Sur les 61 systèmes d'évacuation des eaux usées :

  • 32 comportent des étangs de stabilisation;
  • 24 comportent des stations mécaniques;
  • 4 font l'objet d'un accord de transfert municipal;
  • 1 comporte une installation septique.

Dans la région, 73 % des habitations sont desservies par un système d'égout communautaire (45 % par un réseau de canalisations et 28 % par camion-citerne), 22 % sont desservies par des installations septiques individuelles et le 5 % restant sont dépourvues de service.

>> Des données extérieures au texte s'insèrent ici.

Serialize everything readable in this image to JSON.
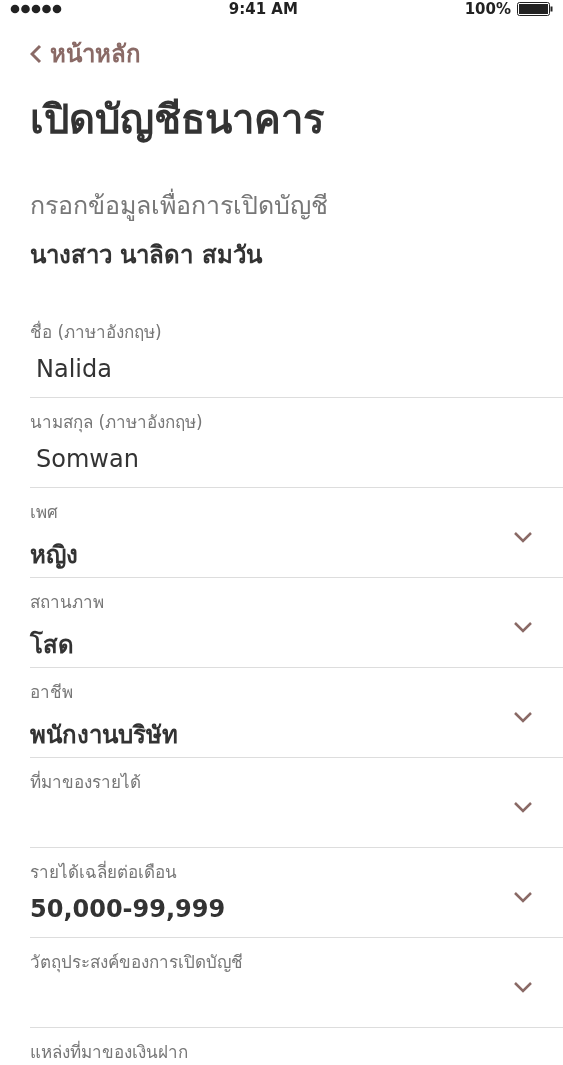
{
  "status_bar": {
    "time": "9:41 AM",
    "battery": "100%"
  },
  "back": {
    "label": "หน้าหลัก"
  },
  "title": "เปิดบัญชีธนาคาร",
  "subtitle": "กรอกข้อมูลเพื่อการเปิดบัญชี",
  "customer_name": "นางสาว นาลิดา สมวัน",
  "fields": [
    {
      "kind": "text",
      "label": "ชื่อ (ภาษาอังกฤษ)",
      "value": "Nalida"
    },
    {
      "kind": "text",
      "label": "นามสกุล (ภาษาอังกฤษ)",
      "value": "Somwan"
    },
    {
      "kind": "select",
      "label": "เพศ",
      "value": "หญิง"
    },
    {
      "kind": "select",
      "label": "สถานภาพ",
      "value": "โสด"
    },
    {
      "kind": "select",
      "label": "อาชีพ",
      "value": "พนักงานบริษัท"
    },
    {
      "kind": "select",
      "label": "ที่มาของรายได้"
    },
    {
      "kind": "select",
      "label": "รายได้เฉลี่ยต่อเดือน",
      "value": "50,000-99,999"
    },
    {
      "kind": "select",
      "label": "วัตถุประสงค์ของการเปิดบัญชี"
    },
    {
      "kind": "partial",
      "label": "แหล่งที่มาของเงินฝาก"
    }
  ]
}
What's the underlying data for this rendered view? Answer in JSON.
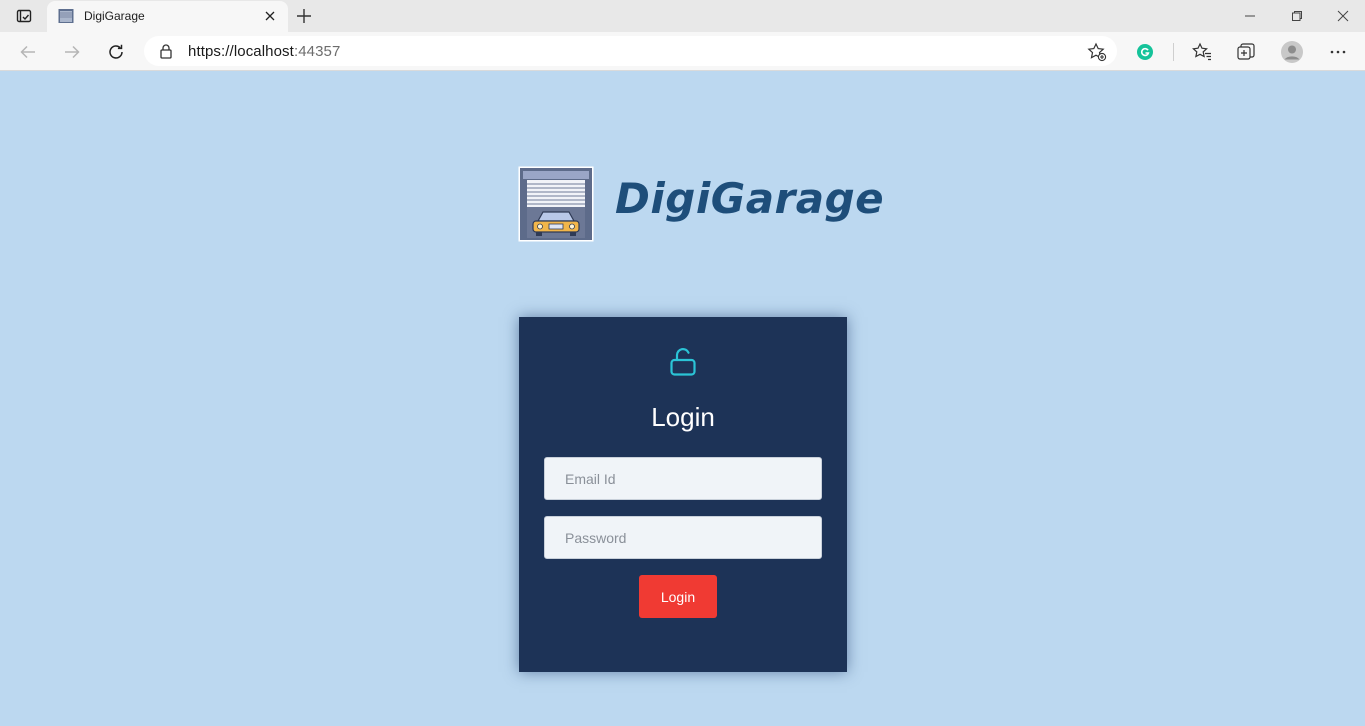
{
  "browser": {
    "tab_title": "DigiGarage",
    "url_host": "https://localhost",
    "url_port": ":44357"
  },
  "brand": {
    "name": "DigiGarage"
  },
  "login": {
    "title": "Login",
    "email_placeholder": "Email Id",
    "password_placeholder": "Password",
    "button_label": "Login"
  },
  "colors": {
    "page_background": "#bcd8f0",
    "card_background": "#1d3357",
    "accent_icon": "#2bc4d6",
    "button": "#f03a33",
    "brand_text": "#1e4e7a"
  },
  "icons": {
    "tab_actions": "tab-actions-icon",
    "favicon": "garage-favicon-icon",
    "close": "close-icon",
    "new_tab": "plus-icon",
    "back": "back-arrow-icon",
    "forward": "forward-arrow-icon",
    "refresh": "refresh-icon",
    "lock": "lock-icon",
    "add_favorite": "add-favorite-icon",
    "grammarly": "grammarly-icon",
    "favorites": "favorites-icon",
    "collections": "collections-icon",
    "profile": "profile-icon",
    "more": "more-icon",
    "unlock": "unlock-icon"
  }
}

Au Manitoba, il y a 21 systèmes d'aqueduc à risque élevé et 6 systèmes d'égout à risque élevé. Même si les facteurs qui contribuent au niveau de risque sont multiples, ce sont les catégories « exploitation » et « rapports » qui ont le niveau de risque le plus élevé.

D'après les données recueillies, le risque associé aux opérateurs est celui qui a le niveau de risque le plus bas, toutes catégories confondues. Au Manitoba, le programme de formation itinérante semble être très efficace et il semble répondre aux besoins de la collectivité. Toutefois, il est important d'assurer la formation continue des opérateurs afin que tous les systèmes soient exploités et entretenus par des opérateurs certifiés et que les opérateurs effectuent une surveillance étroite et une tenue des registres précise, conformément aux exigences des protocoles établis par le MAINC.

Un autre volet qui doit être abordé est l'absence d'outils de planification, dont les plans de protection des sources d'eau, les manuels d'exploitation et d'entretien et les plans d'intervention d'urgence.

Le MAINC aide les Premières nations à effectuer l'échantillonnage annuel ou biannuel des eaux usées avant leur rejet, requis dans le cas des systèmes de lagunage (étangs). Des échantillonnages effectués sur place et des registres additionnels peuvent être requis dans le cas des stations mécaniques avec déversement continu.

Dans la région du Manitoba, Santé Canada est très actif dans les collectivités. Grâce à Santé Canada, des contrôleurs communautaires de la qualité de l'eau potable (CCQEP) s'occupent de prélever régulièrement des échantillons de l'eau traitée et de l'eau distribuée afin d'en vérifier la qualité.